Now, as for the Dell Latitude, it was “out with the old, and in with the new,” with something old, but new!

The Slackware Linux logo.

I know you’re wondering, “WTF?!,” but hear me out. Since I no longer needed OpenBSD on this laptop, I decided to give another OS a try. Relatively recently, Slackware 15.0 was unleashed to the world after 6 years of development in Slackware-current, unbeknownst to the mainstream FOSS world. I used to run Slackware as my primary Linux OS before moving over to Fedora for a number of years, but I always wanted to revisit Slackware on one of my numerous machines. Now, with Slackware 15.0 available and the Evoo taking over OpenBSD responsibilities, the Latitude was free to “achieve Slack.”

My Dell Latitude E6410 performing a terse installation of Slackware 15.0.

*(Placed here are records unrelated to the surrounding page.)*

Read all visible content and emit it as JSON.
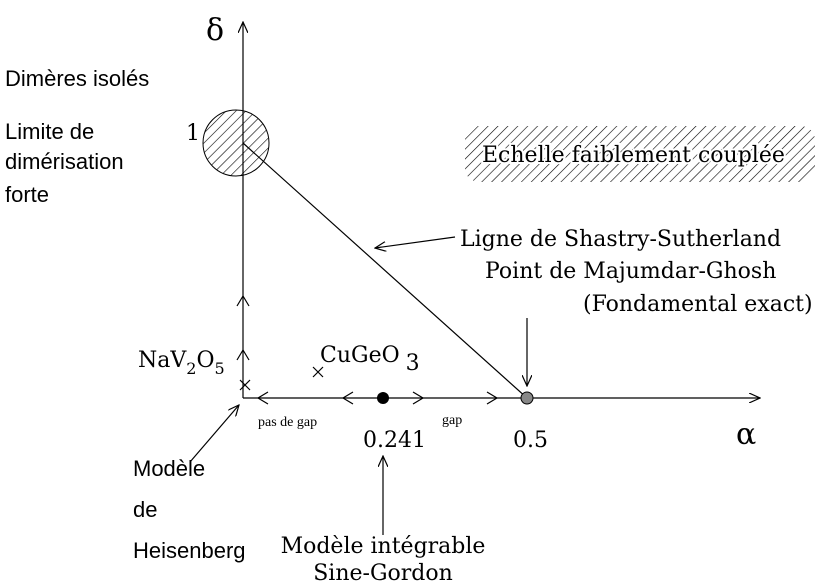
{
  "axes": {
    "y": "δ",
    "x": "α",
    "one": "1",
    "p241": "0.241",
    "p05": "0.5"
  },
  "left": {
    "dimers": "Dimères isolés",
    "limit": [
      "Limite de",
      "dimérisation",
      "forte"
    ]
  },
  "ladder": "Echelle faiblement couplée",
  "shastry": "Ligne de Shastry-Sutherland",
  "mg": [
    "Point de Majumdar-Ghosh",
    "(Fondamental exact)"
  ],
  "navo": [
    "NaV",
    "2",
    "O",
    "5"
  ],
  "cugeo": [
    "CuGeO",
    "3"
  ],
  "gap": {
    "no": "pas de gap",
    "yes": "gap"
  },
  "heis": [
    "Modèle",
    "de",
    "Heisenberg"
  ],
  "sg": [
    "Modèle intégrable",
    "Sine-Gordon"
  ]
}
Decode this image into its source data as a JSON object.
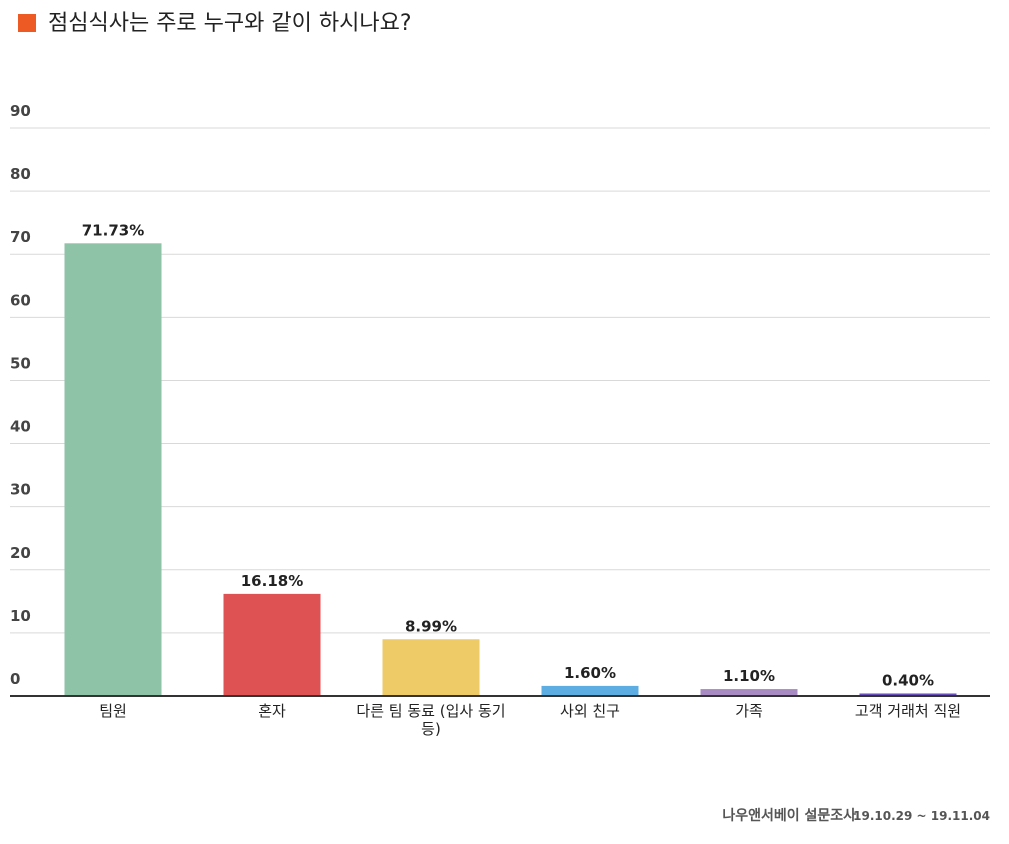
{
  "chart_data": {
    "type": "bar",
    "title": "점심식사는 주로 누구와 같이 하시나요?",
    "source": "나우앤서베이 설문조사",
    "period": "19.10.29 ~ 19.11.04",
    "categories": [
      "팀원",
      "혼자",
      "다른 팀 동료 (입사 동기 등)",
      "사외 친구",
      "가족",
      "고객 거래처 직원"
    ],
    "values": [
      71.73,
      16.18,
      8.99,
      1.6,
      1.1,
      0.4
    ],
    "value_labels": [
      "71.73%",
      "16.18%",
      "8.99%",
      "1.60%",
      "1.10%",
      "0.40%"
    ],
    "colors": [
      "#8ec3a7",
      "#de5254",
      "#eecb67",
      "#5dade2",
      "#a98bc3",
      "#6a4fc0"
    ],
    "ylim": [
      0,
      90
    ],
    "yticks": [
      0,
      10,
      20,
      30,
      40,
      50,
      60,
      70,
      80,
      90
    ],
    "grid": true
  }
}
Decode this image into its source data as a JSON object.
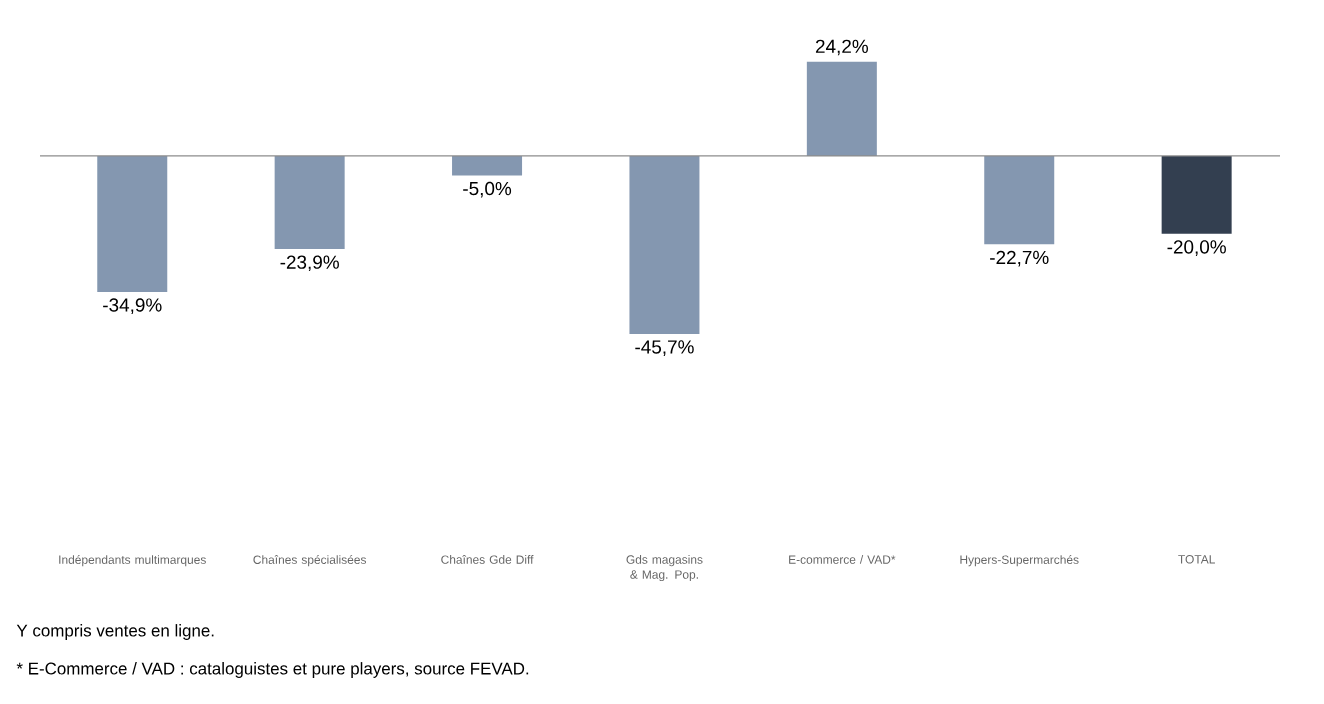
{
  "chart_data": {
    "type": "bar",
    "categories": [
      "Indépendants multimarques",
      "Chaînes spécialisées",
      "Chaînes Gde Diff",
      "Gds magasins & Mag. Pop.",
      "E-commerce / VAD*",
      "Hypers-Supermarchés",
      "TOTAL"
    ],
    "values": [
      -34.9,
      -23.9,
      -5.0,
      -45.7,
      24.2,
      -22.7,
      -20.0
    ],
    "colors": [
      "#8497b0",
      "#8497b0",
      "#8497b0",
      "#8497b0",
      "#8497b0",
      "#8497b0",
      "#333f50"
    ],
    "value_labels": [
      "-34,9%",
      "-23,9%",
      "-5,0%",
      "-45,7%",
      "24,2%",
      "-22,7%",
      "-20,0%"
    ],
    "annotations": [
      "Y compris ventes en ligne.",
      "* E-Commerce / VAD : cataloguistes et pure players, source FEVAD."
    ]
  }
}
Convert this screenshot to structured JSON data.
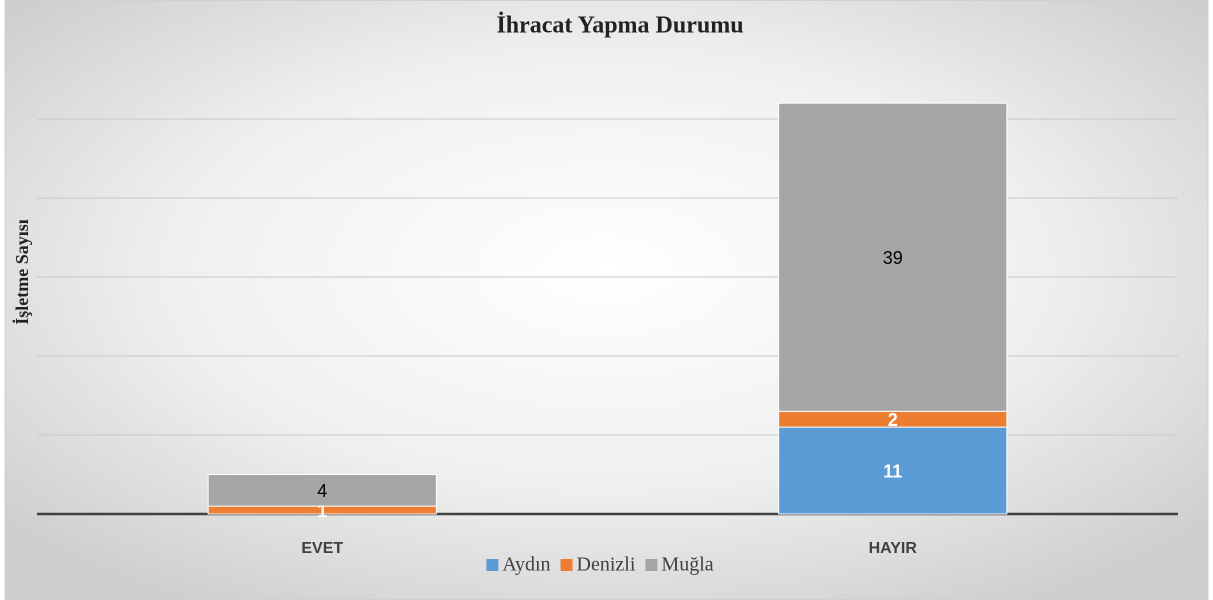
{
  "chart_data": {
    "type": "stacked_bar",
    "title": "İhracat Yapma Durumu",
    "y_label": "İşletme Sayısı",
    "categories": [
      "EVET",
      "HAYIR"
    ],
    "series": [
      {
        "name": "Aydın",
        "color": "#5b9bd5",
        "label_color": "#ffffff",
        "values": [
          null,
          11
        ]
      },
      {
        "name": "Denizli",
        "color": "#ed7d31",
        "label_color": "#ffffff",
        "values": [
          1,
          2
        ]
      },
      {
        "name": "Muğla",
        "color": "#a5a5a5",
        "label_color": "#000000",
        "values": [
          4,
          39
        ]
      }
    ],
    "ylim": [
      0,
      60
    ],
    "yticks": [
      0,
      10,
      20,
      30,
      40,
      50
    ],
    "grid": true,
    "legend": "bottom"
  }
}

I made a USB installation disk with Slackware 15.0. and proceeded to go through the install. I wanted to take advantage of the UEFI support on the Dell which worked fine on OpenBSD. I partitioned everything as necessary, but once the installation was done, I realized that I had used cfdisk to partition instead of cgdisk for GPT partition tables (UEFI must use GPT tables), hence not being able to boot. Once that was corrected, I was finally able to boot to the login prompt without issue. During all of this, a feeling of nostalgia was hitting me, and I was so happy to be back in the world of Slack.

My Dell Latitude E6410 sitting at the Slackware 15.0 login prompt.

Once I brought the laptop home, I decided to move from the 15.0 stable branch over to -current. Doing that was easy (edit the /etc/slackpkg/mirrors.conf file accordingly), and I was then able to download the updated base packages since 15.0’s release. However, I did hit a snag when the kernel was updated. Previously, I was used to running “lilo -v” to update the kernel entries after the kernel was updated. However, since I’m using UEFI, I had to use elilo which I wasn’t familiar with. Thus, I ended up booting to an older kernel that had no working modules. I had to boot from the USB installer and manually move over the kernel and initrd image to the EFI partition after I was able to mount it. Once that was done, I was back in business with the correct kernel and initrd image. It seems the process is much easier now and you don’t have to run anything; just copy over “vmlinuz” and “initrd.gz” from /boot over to the mounted EFI partition in /boot/efi before rebooting to the newly installed kernel (for me, that’s /boot/efi/EFI/Slackware).

So, how does Slackware 15.0 fare on this old hardware? Well, all I can say is that it’s FAST! Really FAST! Considering this laptop is running with a Core i5-520M, I was extremely impressed. Much faster than OpenBSD (though OpenBSD is known to be slower compared to Linux). Heck, I’m even using KDE Plasma 5.25 as of this post and I’m also impressed at how far Plasma has come along in terms of speed, so much so that MATE Desktop’s dominance might be threatened in my future! There are still some things that I’d like to see on Plasma before I move over completely, but otherwise, it’s become a formidable contender to MATE for me. The same goes for Fedora’s dominance on my main systems. Slackware has really come a long way since I last used it a few years ago on much older hardware (32-bit Pentium-M laptop a few years ago and my desktop rig before it until I moved to Fedora).

My Dell Latitude E6410 running KDE Plasma 5.25 on Slackware 15.0.

So that’s pretty much it! Thus far, I’m very happy with these two laptops after they’ve had their makeovers. I still use my Fedora laptop (HP ProBook 4540s) as my workhorse, especially for work, but this trifecta of systems will keep me well-armed for many years to come.